Miles officials have maintained they have not violated the city permit. They say the city is just tougher than it used to be. Although city officials have called the deal with the tribe a ploy to dodge regulations, the pit's operators say they've been cornered by hostile neighbors.

"I'm not in the greatest position," said Lisa Kittilsby, who runs the firm with her father, Frank Miles. "I've got the city on one side, the Muckleshoots on the other . . . and they might be tougher than the city."

The site of the Miles mine was once a wooded hillside where tribal members hunted, a part of the tribe's reservation mistakenly sold in the early half of the century.

The Muckleshoots successfully pressed a claim to the pit against the Miles Sand and Gravel Co. late last year, arriving at an out-of-court settlement likely to restore the pit to tribal trust land.

As such, the pit would be jointly governed by the tribe, the BIA and the federal Bureau of Land Management.

That means the city is likely to lose considerable control over the dominant feature on its horizon.

Although the details of the Auburn dispute are complicated, the theme is a familiar one. Dave Norman, chief reclamation officer for the state Department of Natural Resources, said the Miles pit illustrates a classic problem with gravel companies, which are finding it increasingly difficult to co-exist with the communities that support them.

The result? Legal disputes involving control of pits have become commonplace in recent years as miners invoke state and federal laws to supersede local controls.

The Miles imbroglio is likely to grow into such a full-fledged court battle.

City officials have hinted they will take legal action to retain permit authority, despite the tribe's pending control of the site.

At stake is citizens' ability to control their surroundings, contends Steve Lancaster, Auburn planning director.

Auburn wants to retain control of the site because gravel pits pose a moderate threat to ground-water quality and require detailed planning for restoring the land once mining is complete.

But the Muckleshoots bristle at Auburn's claims that it should be the environmental steward of the pit. Had the land remained in tribal control, it never would have been dug up in the first place, said Dan Stark, economic development coordinator for the Muckleshoots.

At issue is which set of regulations should apply to the pit. It's a question being asked more often as gravel miners struggle to hold their ground in the face of encroaching urbanization.

"There aren't many places where people want to have a gravel pit," said geologist LeBret of the BIA. "They've used up all that's easy to get, and we are getting more careful about where we dig holes."

In the Puget Sound area, the crisis has become especially acute as land becomes scarce and a growing population is squeezed against expanding gravel pits.

Towering sand- and gravel-processing plants spewing rocks are not easy to live near, as dust-weary neighbors of the Miles pit attest.

And gravel miners are not inclined to retire gracefully to less-populated areas. By nature, their gravel supply must be close to where people live and build.

"It's heavy," explained DNR's Norman. Each extra mile gravel is transported adds an average of 25 cents to its per-ton cost, he said.
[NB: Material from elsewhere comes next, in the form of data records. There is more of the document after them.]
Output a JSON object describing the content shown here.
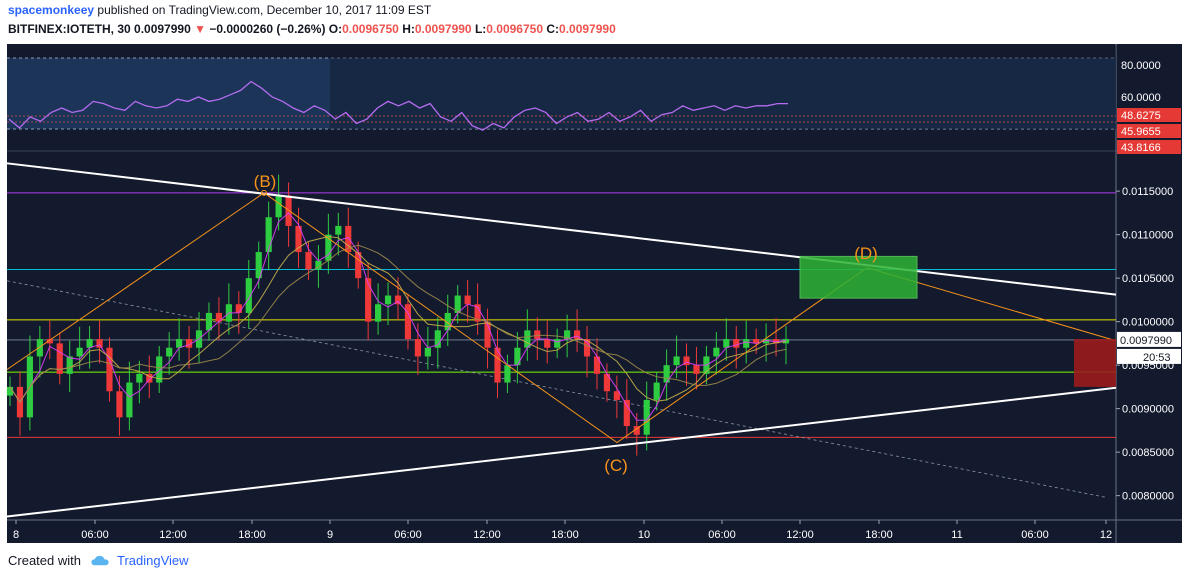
{
  "header": {
    "user": "spacemonkeey",
    "published": "published on TradingView.com, December 10, 2017 11:09 EST",
    "symbol": "BITFINEX:IOTETH, 30",
    "last": "0.0097990",
    "arrow": "▼",
    "change": "−0.0000260 (−0.26%)",
    "o_label": "O:",
    "o": "0.0096750",
    "h_label": "H:",
    "h": "0.0097990",
    "l_label": "L:",
    "l": "0.0096750",
    "c_label": "C:",
    "c": "0.0097990"
  },
  "footer": {
    "created_with": "Created with",
    "brand": "TradingView"
  },
  "colors": {
    "up": "#26a69a",
    "up_candle": "#2ecc40",
    "down": "#ef3838",
    "pattern": "#f7931a",
    "trendline": "#ffffff",
    "purple_line": "#b03cf0",
    "cyan_line": "#00bcd4",
    "yellow_line": "#e6e600",
    "green_line": "#7cfc00",
    "red_line": "#e53935",
    "rsi": "#b56cf0",
    "bg": "#131a2e",
    "rsi_band": "#1d3a5e"
  },
  "chart_data": [
    {
      "type": "line",
      "title": "RSI",
      "y_ticks": [
        "80.0000",
        "60.0000",
        "48.6275",
        "45.9655",
        "43.8166"
      ],
      "ylim": [
        38,
        86
      ],
      "band": [
        30,
        70
      ],
      "values": [
        52,
        48,
        53,
        51,
        55,
        57,
        55,
        56,
        60,
        59,
        57,
        56,
        60,
        58,
        57,
        58,
        61,
        60,
        62,
        60,
        61,
        63,
        65,
        69,
        66,
        62,
        60,
        57,
        55,
        58,
        56,
        52,
        55,
        50,
        52,
        57,
        60,
        58,
        60,
        57,
        59,
        53,
        51,
        55,
        49,
        47,
        50,
        48,
        53,
        56,
        57,
        55,
        50,
        53,
        55,
        51,
        52,
        55,
        51,
        53,
        56,
        51,
        54,
        55,
        58,
        56,
        57,
        58,
        56,
        58,
        57,
        58,
        58,
        59,
        59
      ]
    },
    {
      "type": "candlestick",
      "x_ticks": [
        "8",
        "06:00",
        "12:00",
        "18:00",
        "9",
        "06:00",
        "12:00",
        "18:00",
        "10",
        "06:00",
        "12:00",
        "18:00",
        "11",
        "06:00",
        "12"
      ],
      "y_ticks": [
        "0.0115000",
        "0.0110000",
        "0.0105000",
        "0.0100000",
        "0.0095000",
        "0.0090000",
        "0.0085000",
        "0.0080000"
      ],
      "ylim": [
        0.00772,
        0.01195
      ],
      "last_price": "0.0097990",
      "countdown": "20:53",
      "closes": [
        0.00925,
        0.0089,
        0.0096,
        0.0098,
        0.00975,
        0.0094,
        0.0096,
        0.0097,
        0.0098,
        0.0097,
        0.0092,
        0.0089,
        0.0093,
        0.0094,
        0.0093,
        0.0096,
        0.0097,
        0.0098,
        0.0097,
        0.0099,
        0.0101,
        0.01,
        0.0102,
        0.0101,
        0.0105,
        0.0108,
        0.0112,
        0.01145,
        0.0111,
        0.0108,
        0.0106,
        0.0107,
        0.011,
        0.0111,
        0.0108,
        0.0105,
        0.01,
        0.0102,
        0.0103,
        0.0102,
        0.0098,
        0.0096,
        0.0097,
        0.0099,
        0.0101,
        0.0103,
        0.0102,
        0.01,
        0.0097,
        0.0093,
        0.0095,
        0.0097,
        0.0099,
        0.0098,
        0.0097,
        0.0098,
        0.0099,
        0.0098,
        0.0096,
        0.0094,
        0.0092,
        0.0091,
        0.0088,
        0.0087,
        0.0091,
        0.0093,
        0.0095,
        0.0096,
        0.0095,
        0.0094,
        0.0096,
        0.0097,
        0.0098,
        0.0097,
        0.0098,
        0.00975,
        0.0098,
        0.00975,
        0.0098
      ],
      "levels": [
        0.01148,
        0.0106,
        0.01002,
        0.00942,
        0.00867
      ],
      "pattern_labels": [
        "(B)",
        "(C)",
        "(D)"
      ]
    }
  ]
}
Add to all this the fact that current regulation of gravel pits is Byzantine and messy.

So confusing and conflicting are the laws and myriad court decisions that few seem to have a good understanding of them.

The Legislature is trying to clear things up. This week, the state Senate is expected to consider a bill aimed at defining the roles of state and local governments in regulating the pits.
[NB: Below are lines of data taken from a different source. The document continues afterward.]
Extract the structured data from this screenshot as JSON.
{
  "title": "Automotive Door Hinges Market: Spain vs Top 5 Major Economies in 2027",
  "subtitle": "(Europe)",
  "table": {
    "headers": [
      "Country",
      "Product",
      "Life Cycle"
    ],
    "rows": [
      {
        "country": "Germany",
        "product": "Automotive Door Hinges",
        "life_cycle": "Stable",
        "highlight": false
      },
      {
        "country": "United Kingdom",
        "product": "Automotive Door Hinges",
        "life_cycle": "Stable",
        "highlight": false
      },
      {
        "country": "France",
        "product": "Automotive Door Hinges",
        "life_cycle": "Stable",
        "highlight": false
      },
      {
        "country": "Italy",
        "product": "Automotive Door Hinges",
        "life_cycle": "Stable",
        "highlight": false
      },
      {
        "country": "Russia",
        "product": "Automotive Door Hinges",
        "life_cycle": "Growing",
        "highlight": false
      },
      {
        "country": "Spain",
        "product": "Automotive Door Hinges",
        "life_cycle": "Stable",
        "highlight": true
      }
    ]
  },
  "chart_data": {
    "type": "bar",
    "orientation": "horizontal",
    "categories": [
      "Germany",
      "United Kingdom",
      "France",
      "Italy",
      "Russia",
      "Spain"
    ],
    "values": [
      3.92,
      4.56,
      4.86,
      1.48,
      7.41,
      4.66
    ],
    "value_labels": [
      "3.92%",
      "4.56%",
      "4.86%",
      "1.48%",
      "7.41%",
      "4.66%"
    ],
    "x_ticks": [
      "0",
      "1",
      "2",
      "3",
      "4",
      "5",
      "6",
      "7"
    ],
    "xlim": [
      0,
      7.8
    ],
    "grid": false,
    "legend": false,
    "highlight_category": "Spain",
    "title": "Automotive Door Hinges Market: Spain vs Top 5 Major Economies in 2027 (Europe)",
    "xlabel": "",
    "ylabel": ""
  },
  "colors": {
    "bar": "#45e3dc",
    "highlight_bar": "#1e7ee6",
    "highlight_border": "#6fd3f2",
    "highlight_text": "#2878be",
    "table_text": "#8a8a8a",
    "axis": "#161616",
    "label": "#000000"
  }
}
If passed, the bill would not help settle the Miles dispute because the jurisdictional question involves the federal government, not the state.
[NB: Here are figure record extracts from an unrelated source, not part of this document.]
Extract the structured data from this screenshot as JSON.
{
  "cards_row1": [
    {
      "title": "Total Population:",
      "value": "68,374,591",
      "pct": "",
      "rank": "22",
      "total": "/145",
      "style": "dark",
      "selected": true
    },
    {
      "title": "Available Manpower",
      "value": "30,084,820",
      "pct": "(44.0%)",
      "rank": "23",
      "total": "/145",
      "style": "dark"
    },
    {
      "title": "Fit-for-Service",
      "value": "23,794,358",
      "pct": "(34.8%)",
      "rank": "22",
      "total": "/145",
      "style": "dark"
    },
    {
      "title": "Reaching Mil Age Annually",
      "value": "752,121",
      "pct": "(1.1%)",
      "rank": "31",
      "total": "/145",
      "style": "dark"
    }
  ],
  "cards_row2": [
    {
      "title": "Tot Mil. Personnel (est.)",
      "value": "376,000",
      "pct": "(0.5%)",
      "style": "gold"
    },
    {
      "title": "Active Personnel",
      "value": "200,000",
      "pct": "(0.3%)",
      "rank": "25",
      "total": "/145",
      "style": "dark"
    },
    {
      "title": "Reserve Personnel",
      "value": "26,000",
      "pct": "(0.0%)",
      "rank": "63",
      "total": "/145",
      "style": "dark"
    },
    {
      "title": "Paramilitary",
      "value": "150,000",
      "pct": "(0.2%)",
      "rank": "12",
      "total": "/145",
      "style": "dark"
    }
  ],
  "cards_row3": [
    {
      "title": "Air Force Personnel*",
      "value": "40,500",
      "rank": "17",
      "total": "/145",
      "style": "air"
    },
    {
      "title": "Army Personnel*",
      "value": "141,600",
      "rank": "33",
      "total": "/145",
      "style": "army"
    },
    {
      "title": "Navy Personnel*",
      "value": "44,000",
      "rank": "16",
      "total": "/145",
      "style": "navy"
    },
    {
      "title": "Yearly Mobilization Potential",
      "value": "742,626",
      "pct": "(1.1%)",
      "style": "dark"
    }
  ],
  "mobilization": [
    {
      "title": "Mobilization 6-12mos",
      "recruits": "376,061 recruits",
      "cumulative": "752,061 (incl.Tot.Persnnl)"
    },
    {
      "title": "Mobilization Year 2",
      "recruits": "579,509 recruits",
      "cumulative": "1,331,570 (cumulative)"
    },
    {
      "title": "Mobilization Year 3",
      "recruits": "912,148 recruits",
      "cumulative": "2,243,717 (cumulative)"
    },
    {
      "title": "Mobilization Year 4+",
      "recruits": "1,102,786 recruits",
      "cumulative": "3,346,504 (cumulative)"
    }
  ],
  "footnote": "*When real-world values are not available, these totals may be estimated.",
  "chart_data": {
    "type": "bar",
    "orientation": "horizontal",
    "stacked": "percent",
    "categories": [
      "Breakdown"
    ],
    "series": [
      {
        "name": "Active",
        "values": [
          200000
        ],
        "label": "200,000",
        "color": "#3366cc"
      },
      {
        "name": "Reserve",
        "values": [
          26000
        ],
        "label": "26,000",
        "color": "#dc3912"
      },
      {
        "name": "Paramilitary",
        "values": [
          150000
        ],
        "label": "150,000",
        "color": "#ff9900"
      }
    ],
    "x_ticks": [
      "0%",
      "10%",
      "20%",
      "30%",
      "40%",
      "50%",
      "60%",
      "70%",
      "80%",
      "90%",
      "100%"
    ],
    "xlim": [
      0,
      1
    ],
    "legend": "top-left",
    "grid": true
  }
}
But, in essence, the problem is a similar one - a balance must be struck between the interests of the pit's nearest neighbors and the interests of a business that's not likely to stage a willing retreat.

LeBret predicts that in the end, both the tribe and the city will have to recognize the other's responsibility over the pit and forge a rough compromise, just as the Legislature is attempting to do now on a statewide scale.

The challenge is a sticky one, LeBret said. "But it goes on all the time."